On June 25 of this year, Governor Quinn of Illinois signed into law SB 2187 (Public Act 098-0668), a bill allowing appropriately trained psychologists to prescribe psychotropic medications.  This makes the third state, following New Mexico in 2003 and Louisiana in 2007, to pass legislation enabling psychologists to prescribe.  At this point three states, one territory (Guam), the United States Department of Defense and portions of the US Public Health Service (the Indian Health Service) have legislation or regulations enabling psychologists to prescribe.

As in New Mexico and Louisiana, the signing of the bill was the culmination of years of activism.  Opposition to the bill was prolonged and fierce, led, as is always the case, by organized psychiatry. Such endeavors cost far more than money, although a significant amount was needed over the years to hire additional lobbyists to support the bills in Illinois and other states.  The backing of the state psychological association and support of APA’s Practice Organization was critical, as was legislative support from allied health care professionals.  But most importantly, success entailed the sustained, long-term and almost single minded attention of one or a very small group of individuals.  In the case of Illinois, it was Dr. Beth Rom-Rymer, a Chicago psychologist who was past-president of the Illinois Psychological Association and a past-president of APA’s Division 55, who can be credited with the legislative victory.  Just as in New Mexico and Louisiana, a small group of tireless campaigners (Elaine LeVine, Mario Marquez, John Bolter, Jim Quillen, Glenn Ally and friends) were totally committed to the legislation. Whether or not one supports prescriptive authority, these activists’ work highlights the profession and our ability to engage in effective legislative action.  For this alone, the entire profession owes Dr. Rom-Rymer a vote of gratitude.

The bill is not without controversy.  It is very much a “foot-in-the door” bill that requires prescribing psychologists to take a significant didactic and clinical sequence on top of standard doctoral work in order to prescribe.  It is a collaborative practice bill, meaning that prescribing psychologists must practice in collaboration with a physician.  It very much reflected the legislative process of debate and compromise.  But in the end, Dr. Rom-Rymer’s group was able to pass legislation that had the support of the Illinois medical and psychiatric associations.

The bill requires, among other things, 60 credit hours of instruction in pharmacology, physical assessment, and related coursework is required, as is currently offered in APA designated post-doctoral training in psychopharmacology. A full-time, 14 month practicum is required, with rotations in various specialty areas such as obstetrics and gynecology, geriatrics, and related fields.  It is not a bill for the faint-hearted, and in many respects is designed more for psychologists in training than those already in the field.
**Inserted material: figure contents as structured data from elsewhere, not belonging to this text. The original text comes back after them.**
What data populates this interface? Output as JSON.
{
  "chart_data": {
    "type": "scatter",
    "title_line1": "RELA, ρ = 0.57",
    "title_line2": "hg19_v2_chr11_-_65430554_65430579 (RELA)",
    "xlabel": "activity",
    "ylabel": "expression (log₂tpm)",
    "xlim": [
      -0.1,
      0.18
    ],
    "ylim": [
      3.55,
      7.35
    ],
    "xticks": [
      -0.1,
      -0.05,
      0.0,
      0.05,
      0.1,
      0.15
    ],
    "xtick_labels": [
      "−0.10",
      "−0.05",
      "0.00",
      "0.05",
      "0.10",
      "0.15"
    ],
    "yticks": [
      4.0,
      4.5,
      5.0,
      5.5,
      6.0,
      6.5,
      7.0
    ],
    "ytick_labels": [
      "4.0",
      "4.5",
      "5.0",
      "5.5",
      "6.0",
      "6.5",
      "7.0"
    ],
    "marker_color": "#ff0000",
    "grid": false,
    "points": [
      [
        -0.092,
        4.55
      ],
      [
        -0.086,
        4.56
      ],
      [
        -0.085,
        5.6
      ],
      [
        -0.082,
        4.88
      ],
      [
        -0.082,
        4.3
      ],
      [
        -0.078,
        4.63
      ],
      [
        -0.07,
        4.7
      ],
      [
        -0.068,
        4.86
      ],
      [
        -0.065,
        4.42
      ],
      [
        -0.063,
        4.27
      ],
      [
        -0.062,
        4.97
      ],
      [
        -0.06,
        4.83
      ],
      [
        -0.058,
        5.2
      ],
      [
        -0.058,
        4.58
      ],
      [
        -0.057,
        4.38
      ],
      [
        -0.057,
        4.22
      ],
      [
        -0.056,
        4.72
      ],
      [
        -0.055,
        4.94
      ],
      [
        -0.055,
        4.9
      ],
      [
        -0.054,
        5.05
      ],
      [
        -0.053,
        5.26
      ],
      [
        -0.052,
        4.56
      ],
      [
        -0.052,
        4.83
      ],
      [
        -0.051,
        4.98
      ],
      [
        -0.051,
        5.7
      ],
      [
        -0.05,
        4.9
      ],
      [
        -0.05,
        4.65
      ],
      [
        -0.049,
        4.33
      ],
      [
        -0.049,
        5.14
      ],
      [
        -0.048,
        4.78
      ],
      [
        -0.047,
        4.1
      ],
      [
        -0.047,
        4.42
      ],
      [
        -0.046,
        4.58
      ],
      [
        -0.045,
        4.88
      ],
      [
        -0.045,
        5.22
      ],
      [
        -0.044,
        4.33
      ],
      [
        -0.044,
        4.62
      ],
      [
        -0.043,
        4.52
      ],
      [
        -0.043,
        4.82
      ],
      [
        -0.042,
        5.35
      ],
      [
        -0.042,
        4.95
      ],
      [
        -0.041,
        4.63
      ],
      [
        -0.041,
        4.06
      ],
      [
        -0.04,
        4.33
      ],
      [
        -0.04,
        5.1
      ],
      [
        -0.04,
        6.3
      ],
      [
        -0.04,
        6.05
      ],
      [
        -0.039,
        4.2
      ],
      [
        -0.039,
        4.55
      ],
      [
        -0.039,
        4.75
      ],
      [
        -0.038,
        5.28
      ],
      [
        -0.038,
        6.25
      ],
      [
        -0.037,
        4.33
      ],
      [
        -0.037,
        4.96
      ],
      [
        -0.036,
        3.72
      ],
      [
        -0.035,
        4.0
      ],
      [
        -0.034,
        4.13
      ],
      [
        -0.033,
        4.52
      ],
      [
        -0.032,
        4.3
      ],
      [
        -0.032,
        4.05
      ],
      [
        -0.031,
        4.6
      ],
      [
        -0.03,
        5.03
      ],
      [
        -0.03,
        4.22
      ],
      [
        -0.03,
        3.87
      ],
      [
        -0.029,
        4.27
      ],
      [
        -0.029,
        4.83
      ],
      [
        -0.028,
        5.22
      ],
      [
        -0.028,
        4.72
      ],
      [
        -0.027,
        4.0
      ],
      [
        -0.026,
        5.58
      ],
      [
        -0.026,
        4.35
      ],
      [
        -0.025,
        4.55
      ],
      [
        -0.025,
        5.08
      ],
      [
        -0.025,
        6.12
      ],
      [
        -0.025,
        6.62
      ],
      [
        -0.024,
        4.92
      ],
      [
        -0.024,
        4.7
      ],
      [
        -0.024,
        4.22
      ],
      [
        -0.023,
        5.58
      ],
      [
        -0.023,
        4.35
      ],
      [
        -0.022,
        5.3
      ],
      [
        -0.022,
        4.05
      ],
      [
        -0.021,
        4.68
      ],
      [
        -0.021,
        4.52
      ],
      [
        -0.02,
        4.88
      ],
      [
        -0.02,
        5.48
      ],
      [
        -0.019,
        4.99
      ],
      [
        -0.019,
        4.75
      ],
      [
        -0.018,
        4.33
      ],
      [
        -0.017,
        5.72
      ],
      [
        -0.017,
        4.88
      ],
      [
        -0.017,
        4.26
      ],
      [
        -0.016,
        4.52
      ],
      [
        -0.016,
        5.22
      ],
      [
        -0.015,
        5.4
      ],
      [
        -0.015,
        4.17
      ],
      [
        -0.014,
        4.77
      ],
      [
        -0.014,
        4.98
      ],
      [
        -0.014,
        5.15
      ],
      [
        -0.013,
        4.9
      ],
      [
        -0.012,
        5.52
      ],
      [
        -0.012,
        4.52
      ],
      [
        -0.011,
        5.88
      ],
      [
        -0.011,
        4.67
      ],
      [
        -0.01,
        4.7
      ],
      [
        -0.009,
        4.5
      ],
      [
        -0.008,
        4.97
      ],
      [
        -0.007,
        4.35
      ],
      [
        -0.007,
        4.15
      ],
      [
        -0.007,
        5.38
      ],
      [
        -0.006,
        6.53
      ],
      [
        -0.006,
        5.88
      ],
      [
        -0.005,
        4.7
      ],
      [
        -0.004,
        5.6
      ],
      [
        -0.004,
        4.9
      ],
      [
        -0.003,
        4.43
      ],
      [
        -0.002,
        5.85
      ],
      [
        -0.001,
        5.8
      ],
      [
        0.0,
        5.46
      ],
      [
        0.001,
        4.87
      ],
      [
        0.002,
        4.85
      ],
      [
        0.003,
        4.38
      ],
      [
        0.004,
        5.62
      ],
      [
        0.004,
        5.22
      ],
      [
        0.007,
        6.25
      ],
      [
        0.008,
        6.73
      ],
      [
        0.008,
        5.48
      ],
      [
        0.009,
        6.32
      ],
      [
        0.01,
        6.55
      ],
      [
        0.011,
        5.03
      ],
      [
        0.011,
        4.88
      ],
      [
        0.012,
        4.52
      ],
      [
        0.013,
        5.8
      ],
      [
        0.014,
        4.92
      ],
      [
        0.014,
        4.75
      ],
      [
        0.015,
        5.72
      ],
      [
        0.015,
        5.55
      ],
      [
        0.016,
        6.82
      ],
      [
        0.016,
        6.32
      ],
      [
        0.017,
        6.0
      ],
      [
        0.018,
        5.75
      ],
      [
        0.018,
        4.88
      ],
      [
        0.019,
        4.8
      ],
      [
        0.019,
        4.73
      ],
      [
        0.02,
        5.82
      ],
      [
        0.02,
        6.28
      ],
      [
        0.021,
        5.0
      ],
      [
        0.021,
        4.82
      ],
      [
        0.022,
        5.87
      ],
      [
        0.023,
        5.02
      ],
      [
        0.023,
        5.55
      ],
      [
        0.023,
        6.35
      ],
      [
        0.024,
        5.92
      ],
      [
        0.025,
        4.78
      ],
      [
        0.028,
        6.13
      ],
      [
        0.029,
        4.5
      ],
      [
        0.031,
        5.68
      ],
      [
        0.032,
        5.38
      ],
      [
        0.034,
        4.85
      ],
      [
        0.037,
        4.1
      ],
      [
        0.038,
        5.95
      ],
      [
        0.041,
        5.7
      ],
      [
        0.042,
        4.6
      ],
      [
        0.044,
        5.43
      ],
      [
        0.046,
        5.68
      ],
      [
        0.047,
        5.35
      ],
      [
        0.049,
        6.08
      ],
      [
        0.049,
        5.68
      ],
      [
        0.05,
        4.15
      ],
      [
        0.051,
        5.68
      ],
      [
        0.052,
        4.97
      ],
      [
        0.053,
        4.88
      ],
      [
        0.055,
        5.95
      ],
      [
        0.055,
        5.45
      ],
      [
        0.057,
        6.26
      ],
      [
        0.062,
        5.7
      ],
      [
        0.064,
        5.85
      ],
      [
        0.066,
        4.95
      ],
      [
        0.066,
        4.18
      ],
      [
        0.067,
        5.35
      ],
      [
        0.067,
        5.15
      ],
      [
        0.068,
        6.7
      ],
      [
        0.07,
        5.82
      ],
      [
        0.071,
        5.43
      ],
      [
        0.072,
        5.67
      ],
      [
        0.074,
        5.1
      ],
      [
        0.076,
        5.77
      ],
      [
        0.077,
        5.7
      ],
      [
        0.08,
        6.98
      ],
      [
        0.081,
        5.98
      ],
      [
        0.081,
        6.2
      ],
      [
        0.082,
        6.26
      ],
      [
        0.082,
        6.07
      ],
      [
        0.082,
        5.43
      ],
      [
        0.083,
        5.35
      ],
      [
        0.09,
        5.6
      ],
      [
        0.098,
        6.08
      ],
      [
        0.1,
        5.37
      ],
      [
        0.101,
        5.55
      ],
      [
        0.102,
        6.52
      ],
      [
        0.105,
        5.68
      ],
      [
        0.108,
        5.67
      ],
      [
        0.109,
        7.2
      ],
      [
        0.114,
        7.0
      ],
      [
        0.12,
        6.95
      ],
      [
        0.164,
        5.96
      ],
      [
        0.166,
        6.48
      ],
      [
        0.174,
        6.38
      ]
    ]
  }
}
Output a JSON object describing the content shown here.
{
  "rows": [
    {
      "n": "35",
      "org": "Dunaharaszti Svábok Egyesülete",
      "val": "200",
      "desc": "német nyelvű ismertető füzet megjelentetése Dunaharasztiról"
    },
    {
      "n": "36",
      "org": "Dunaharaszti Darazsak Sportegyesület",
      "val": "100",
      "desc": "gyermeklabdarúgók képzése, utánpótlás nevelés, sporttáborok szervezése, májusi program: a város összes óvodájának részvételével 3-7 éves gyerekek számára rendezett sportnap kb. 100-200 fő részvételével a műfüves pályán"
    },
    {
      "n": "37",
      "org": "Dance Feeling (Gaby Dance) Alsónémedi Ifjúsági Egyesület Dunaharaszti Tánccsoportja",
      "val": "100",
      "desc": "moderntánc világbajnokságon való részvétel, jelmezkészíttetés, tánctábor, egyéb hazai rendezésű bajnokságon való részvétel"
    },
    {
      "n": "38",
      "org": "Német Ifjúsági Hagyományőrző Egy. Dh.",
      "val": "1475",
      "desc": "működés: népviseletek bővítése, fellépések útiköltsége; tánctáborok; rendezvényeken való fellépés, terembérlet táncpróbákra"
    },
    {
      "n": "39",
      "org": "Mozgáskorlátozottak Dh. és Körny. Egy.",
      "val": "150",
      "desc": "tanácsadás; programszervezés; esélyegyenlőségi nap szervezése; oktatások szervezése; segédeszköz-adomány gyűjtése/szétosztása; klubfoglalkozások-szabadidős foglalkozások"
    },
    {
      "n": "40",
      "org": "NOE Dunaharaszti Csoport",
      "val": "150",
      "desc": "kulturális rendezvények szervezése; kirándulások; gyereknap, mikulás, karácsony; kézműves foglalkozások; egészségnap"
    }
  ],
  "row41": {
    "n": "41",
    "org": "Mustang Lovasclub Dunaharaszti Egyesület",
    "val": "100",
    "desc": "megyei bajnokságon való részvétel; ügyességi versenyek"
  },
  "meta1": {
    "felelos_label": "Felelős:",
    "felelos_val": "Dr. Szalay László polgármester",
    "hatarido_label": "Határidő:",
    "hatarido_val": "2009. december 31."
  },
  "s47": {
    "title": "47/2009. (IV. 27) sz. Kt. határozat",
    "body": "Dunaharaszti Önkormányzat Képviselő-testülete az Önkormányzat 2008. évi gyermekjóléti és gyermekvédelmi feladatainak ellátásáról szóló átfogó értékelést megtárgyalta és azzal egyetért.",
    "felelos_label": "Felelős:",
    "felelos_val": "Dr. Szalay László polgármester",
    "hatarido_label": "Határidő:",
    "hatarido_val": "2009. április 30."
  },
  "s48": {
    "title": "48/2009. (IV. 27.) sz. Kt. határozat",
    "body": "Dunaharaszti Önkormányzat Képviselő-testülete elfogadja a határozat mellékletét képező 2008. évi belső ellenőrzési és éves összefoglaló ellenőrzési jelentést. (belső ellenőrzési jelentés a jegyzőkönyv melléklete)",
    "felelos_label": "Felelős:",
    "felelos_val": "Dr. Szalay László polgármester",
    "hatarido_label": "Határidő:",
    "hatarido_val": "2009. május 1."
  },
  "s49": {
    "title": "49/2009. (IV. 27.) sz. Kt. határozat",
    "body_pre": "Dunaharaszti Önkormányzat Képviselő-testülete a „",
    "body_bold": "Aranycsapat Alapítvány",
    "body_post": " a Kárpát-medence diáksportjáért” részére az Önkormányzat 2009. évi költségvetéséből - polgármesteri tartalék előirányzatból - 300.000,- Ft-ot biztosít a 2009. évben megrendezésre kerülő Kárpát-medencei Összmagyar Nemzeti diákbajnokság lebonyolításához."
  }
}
Some may criticize the training requirements as being too stringent. But the bill accomplished its major objective, which was to allow appropriately trained psychologists to add pharmacological interventions, where necessary, to their therapeutic regimens.  I note that this is exactly the legislative strategy pursued by other professions, such as nurse practitioners, who, shortly after demonstrating that they could safely prescribe under supervision, have expanded their prescriptive ability such that they now prescribe completely independently in many states, and have collaborative authority in the remainder.  There is great wisdom in following the success of others who’ve gone before us.

It is hoped that the passage of this legislation will spur renewed interest in other states considering prescriptive authority legislation.  As mental health service provision expands according to the dictates of both parity legislation and the Affordable Care Act, prescriptive authority a clear mechanism that will allow psychologists utilizing their expertise in behavioral and pharmacological interventions to act as full-fledged members of an integrated healthcare delivery team.  While each jurisdiction must carefully consider requirements for training, it is hoped that each will consider well-established training standards that allow psychologists to efficiently acquire the additional skills needed to add psychopharmacology to their already wide repertoire of assessment and intervention skills.

Note: The majority of this article was previously published under the same title in the Fall, 2014 issue of the California Psychologist  and is reproduced with the kind permission of the California Psychological Association.